Recently what keeps bothering me is this notion that we don't DO anything, us academics. We point out the problems of our society but so often do not have any solutions. Even some of my friends who are academics have an existential dilemma about what it is they do, as if they didn't live in the real world, as if they sit in their ivory tower and never get their hands dirty. This "real world," I wonder...where is it? As if the University is not in the world, it is somehow outside. Or, even worse, it presupposes that us academics never leave the university and carry on lives in the world. While it is true that there have been days I, and many of my fellow grad students, have not left campus, I assure you we do go home and have lives -- partners, arguments, our fair share of existing of ramen noodles, families that require our attention and so on. And so, with this in mind, what do we have to offer the world in which we exist?
Thought. Perhaps, as the Slovenian philosopher Slavoj Zizek posits, what we really need is more philosophy, more thinking, and less impulsive action based on emotion. We see that change needs to occur -- and I don't dispute that it does -- but the most meaningful action will occur after sufficient thought and rational discourse. The time for action needs to be put on hold, and there needs to be more emphasis on engaging in thought. Boredom, reflection, consideration, quiet, these things have gone missing in our society. Young academics are desperately trolling for jobs, frustrated and bitter and angry, posting in forums about what to do to make yourself more hireable. While I don't discredit the necessity to find gainful employment, this ramped marketing of oneself in place of doing what it is we do as academics and intellectuals makes me sad.

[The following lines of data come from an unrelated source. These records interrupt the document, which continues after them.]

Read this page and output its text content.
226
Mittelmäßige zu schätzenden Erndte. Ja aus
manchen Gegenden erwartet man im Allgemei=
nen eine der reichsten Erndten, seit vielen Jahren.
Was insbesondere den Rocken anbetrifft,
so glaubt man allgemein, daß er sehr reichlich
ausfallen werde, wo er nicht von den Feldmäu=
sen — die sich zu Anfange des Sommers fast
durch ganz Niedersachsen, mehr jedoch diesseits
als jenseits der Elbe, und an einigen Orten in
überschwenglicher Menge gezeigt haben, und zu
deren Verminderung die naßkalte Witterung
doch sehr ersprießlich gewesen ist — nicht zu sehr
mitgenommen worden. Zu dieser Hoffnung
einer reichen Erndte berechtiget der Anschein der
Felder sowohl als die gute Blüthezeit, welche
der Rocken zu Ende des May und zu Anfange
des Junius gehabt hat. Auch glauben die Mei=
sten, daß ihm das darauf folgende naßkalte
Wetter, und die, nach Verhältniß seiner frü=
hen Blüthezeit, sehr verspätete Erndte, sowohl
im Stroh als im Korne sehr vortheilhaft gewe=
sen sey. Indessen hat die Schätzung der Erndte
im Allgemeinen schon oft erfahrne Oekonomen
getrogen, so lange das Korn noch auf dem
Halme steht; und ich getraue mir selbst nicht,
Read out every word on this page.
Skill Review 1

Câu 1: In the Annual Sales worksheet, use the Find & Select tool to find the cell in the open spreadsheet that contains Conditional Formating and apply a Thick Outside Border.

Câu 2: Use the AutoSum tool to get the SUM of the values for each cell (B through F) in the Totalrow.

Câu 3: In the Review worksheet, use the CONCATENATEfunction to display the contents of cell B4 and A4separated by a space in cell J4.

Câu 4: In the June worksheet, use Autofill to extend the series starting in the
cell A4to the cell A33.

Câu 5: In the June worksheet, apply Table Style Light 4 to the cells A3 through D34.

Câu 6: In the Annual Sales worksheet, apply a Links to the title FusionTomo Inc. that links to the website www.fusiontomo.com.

I do not need a university in which to think. It is, instead, a place where other people who do what I do hang out. It is where thoughts are born and breed and grow bigger. The arguments I have had over carbs and beer with people in my department, or people outside my department for that matter, have made me not only a better scholar, but a better person. Maybe I am a romantic, and you can call me naive  (the you out there in the Internet void) but knowledge is a privilege, and as scholars we can and should nurture it and share it. We can ask the hard questions, and we shouldn't feel guilty about not having the answers. Once the right questions are asked, the right answers come more easily. So, I think, thinking needs to be the new marching...at least for now. And us academics should take pride in our ability to think -- HARD -- about things that are important to our world in which we DO live.
Perhaps it is our thinking that keeps us questioning ourselves, what we do, and why it is relevant. But there can hardly be any doubt that keeping ourselves mentally sharp by asking the questions we want to ask about the things we want to ask them about (even if it is about the significance of buttons in Jane Austen), is vital to maintaining an advanced level of social and cultural discourse about a great many things. So, dear academics, intellectuals, scholars, grad students, aspiring grad students, we are important; our research is important; our teaching is perhaps the most important of all. And, hey, you're beautiful.